Clare Boothe Luce liked to say that “a great man is one sentence.” 
Presidents, in particular. The most common “one sentence” for George W. 
Bush is: “He kept us safe.”
Not quite right. With Bush’s legacy being reassessed as his 
presidential library opens in Dallas, it’s important to note that he did
 not just keep us safe. He created the entire anti-terror infrastructure
 that continues to keep us safe.
That homage was paid, wordlessly, by Barack Obama, who vilified 
Bush’s anti-terror policies as a candidate, then continued them as 
president: indefinite detention, rendition, warrantless wiretaps, 
special forces and drone warfare, and, most notoriously, Guantanamo, 
which Obama so ostentatiously denounced — until he found it 
indispensable.
Quite a list. Which is why there was not one successful terror 
bombing on U.S. soil from 9/11 until last week. The Boston Marathon 
attack was an obvious security failure, but there is a difference 
between 3,000 dead and three. And on the other side of the ledger are 
the innumerable plots broken up since 9/11.
Moreover, Bush’s achievement was not just infrastructure. It was war.
 The Afghan campaign overthrew the Taliban, decimated al-Qaeda and 
expelled it from its haven. Yet that success is today derogated with the
 cheap and lazy catchphrase — “He got us into two wars” — intended to 
spread to Afghanistan the opprobrium associated with Iraq.
As if Afghanistan was some unilateral Bush adventure foisted on the 
American people. As if Obama himself did not call it a “war of 
necessity” and Joe Biden, the most just war since World War II.
The dilemma in Afghanistan was what to do after the brilliant, 
nine-week victory. There was no good answer. Even with the benefit of 
seven years’ grinding experience under his predecessor, Obama got it 
wrong. His Afghan “surge” cost hundreds of American lives without having
 changed the country’s prospects.
It turned out to be a land too primitive to democratize, too 
fractured to unify. The final withdrawal will come after Obama’s own six
 years of futility.
Iraq was, of course, far more problematic. Critics conveniently 
forget that the invasion had broad support from the public and Congress,
 including from those who became the highest-ranking foreign-policy 
figures in the Obama administration — Hillary Clinton, John Kerry, Chuck
 Hagel and Biden.
And they forget the context — crumbling sanctions that would, in 
short order, have restored Saddam Hussein to full economic and regional 
power, well positioning him, post-sanctions, to again threaten his 
neighbors and restart his WMD program.
Was the war worth it? Inconclusive wars never yield a good answer. 
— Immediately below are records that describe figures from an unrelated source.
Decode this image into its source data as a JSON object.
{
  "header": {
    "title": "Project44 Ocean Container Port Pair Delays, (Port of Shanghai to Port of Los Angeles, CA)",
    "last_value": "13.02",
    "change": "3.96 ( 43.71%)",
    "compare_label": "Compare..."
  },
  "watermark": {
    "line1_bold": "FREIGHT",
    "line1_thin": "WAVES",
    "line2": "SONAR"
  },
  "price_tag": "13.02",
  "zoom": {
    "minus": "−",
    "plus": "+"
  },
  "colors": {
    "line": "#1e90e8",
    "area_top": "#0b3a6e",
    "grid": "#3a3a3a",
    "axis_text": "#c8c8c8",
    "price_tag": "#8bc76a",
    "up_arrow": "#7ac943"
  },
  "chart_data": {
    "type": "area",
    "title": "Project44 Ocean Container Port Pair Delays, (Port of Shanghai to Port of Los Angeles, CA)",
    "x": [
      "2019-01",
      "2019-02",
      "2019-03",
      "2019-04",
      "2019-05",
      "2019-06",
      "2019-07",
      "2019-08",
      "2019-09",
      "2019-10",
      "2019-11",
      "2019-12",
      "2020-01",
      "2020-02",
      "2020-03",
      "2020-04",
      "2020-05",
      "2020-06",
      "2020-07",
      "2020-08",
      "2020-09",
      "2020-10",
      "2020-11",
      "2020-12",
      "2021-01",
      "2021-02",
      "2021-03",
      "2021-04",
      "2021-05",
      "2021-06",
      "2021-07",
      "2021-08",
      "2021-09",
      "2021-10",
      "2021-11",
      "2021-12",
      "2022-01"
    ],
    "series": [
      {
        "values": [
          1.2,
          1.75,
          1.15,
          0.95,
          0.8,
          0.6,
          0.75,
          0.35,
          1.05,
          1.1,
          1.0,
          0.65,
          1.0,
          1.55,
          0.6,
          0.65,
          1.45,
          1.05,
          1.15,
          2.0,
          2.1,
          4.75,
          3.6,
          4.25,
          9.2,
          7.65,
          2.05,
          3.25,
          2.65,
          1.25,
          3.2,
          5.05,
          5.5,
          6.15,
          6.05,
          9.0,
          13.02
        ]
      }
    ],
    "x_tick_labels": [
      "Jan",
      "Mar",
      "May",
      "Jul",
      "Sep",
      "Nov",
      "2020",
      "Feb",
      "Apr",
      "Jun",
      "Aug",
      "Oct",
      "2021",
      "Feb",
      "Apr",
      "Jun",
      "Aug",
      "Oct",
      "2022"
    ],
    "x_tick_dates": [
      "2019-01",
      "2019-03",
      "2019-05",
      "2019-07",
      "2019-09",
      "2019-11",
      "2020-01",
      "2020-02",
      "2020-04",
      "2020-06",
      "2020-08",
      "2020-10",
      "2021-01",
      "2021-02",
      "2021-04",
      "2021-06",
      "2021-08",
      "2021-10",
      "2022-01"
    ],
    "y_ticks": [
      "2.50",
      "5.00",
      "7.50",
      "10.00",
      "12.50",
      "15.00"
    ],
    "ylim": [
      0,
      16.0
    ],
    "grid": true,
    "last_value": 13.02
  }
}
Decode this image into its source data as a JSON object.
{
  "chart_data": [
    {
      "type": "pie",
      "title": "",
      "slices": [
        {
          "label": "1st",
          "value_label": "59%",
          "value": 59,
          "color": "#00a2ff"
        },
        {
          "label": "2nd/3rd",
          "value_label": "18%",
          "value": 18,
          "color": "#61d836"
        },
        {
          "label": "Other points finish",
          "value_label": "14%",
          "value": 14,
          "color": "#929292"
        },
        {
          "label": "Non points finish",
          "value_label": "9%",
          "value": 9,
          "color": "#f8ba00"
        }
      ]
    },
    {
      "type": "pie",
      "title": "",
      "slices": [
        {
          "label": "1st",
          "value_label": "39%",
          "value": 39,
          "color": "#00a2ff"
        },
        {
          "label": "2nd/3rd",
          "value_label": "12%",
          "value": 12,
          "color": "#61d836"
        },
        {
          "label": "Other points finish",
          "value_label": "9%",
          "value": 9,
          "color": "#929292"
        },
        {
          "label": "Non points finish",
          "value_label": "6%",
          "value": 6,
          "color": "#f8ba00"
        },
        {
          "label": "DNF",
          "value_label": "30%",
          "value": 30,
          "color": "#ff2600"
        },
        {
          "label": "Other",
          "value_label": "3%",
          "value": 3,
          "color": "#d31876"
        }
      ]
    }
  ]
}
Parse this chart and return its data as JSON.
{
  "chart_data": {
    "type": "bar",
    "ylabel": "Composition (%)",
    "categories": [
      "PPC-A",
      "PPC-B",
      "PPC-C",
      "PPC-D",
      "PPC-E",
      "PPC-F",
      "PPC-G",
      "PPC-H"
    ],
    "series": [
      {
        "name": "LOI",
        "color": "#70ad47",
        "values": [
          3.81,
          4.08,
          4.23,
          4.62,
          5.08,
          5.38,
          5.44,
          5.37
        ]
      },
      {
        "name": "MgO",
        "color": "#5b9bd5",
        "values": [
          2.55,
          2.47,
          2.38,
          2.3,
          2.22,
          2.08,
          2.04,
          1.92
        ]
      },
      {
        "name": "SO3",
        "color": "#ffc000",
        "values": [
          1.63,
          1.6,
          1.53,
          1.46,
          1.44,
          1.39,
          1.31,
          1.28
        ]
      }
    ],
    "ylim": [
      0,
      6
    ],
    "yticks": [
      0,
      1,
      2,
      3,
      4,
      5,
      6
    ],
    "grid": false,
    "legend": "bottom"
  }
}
Was Korea worth it? It ended with a restoration of the status quo ante. 
Now 60 years later, we face nuclear threats from the same regime that 
was not defeated in a war that cost 10 times as many American lives as 
Iraq.
The Iraq War had three parts. The initial toppling of the regime was a
 remarkable success — like Afghanistan, rapid and with relatively few 
U.S. casualties.
The occupation was a disaster, rooted in the fundamental 
contradiction between means and ends, between the “light footprint” 
chosen by Gen. George Casey and the grand reformation attempted by Paul 
Bremer, who tried to change everything down to the coinage.
Finally, the surge, a courageous Bush decision taken against 
near-universal opposition, that produced the greatest U.S. military 
turnaround since the Inchon landing. And inflicted the single most 
significant defeat for al-Qaeda (save Afghanistan) — a humiliating rout 
at the hands of Iraqi Sunnis fighting side-by-side with the American 
infidel.
As with Lincoln, it took Bush years of agonizing bloody stalemate 
before he finally found his general and his strategy. Yet, for all the 
terrible cost, Bush bequeathed to Obama a strategically won war. Obama 
had one task: Conclude a status-of-forces agreement and thus secure Iraq
 as a major regional ally. He failed utterly. Iraq today is more 
fragile, sectarian and Iranian-influenced than it was when Bush left 
office — and than it had to be.
Like Bush, Harry Truman left office widely scorned, largely because 
of the inconclusive war he left behind. In time, however, Korea came to 
be seen as but one battle in a much larger Cold War that Truman was 
instrumental in winning. He established the institutional and policy 
infrastructure (CIA, NATO, the Truman Doctrine, etc.) that made possible
 ultimate victory almost a half-century later. I suspect history will 
similarly see Bush as the man who, by trial and error but also with 
prescience and principle, established the structures that will take us 
through another long twilight struggle and enable us to prevail.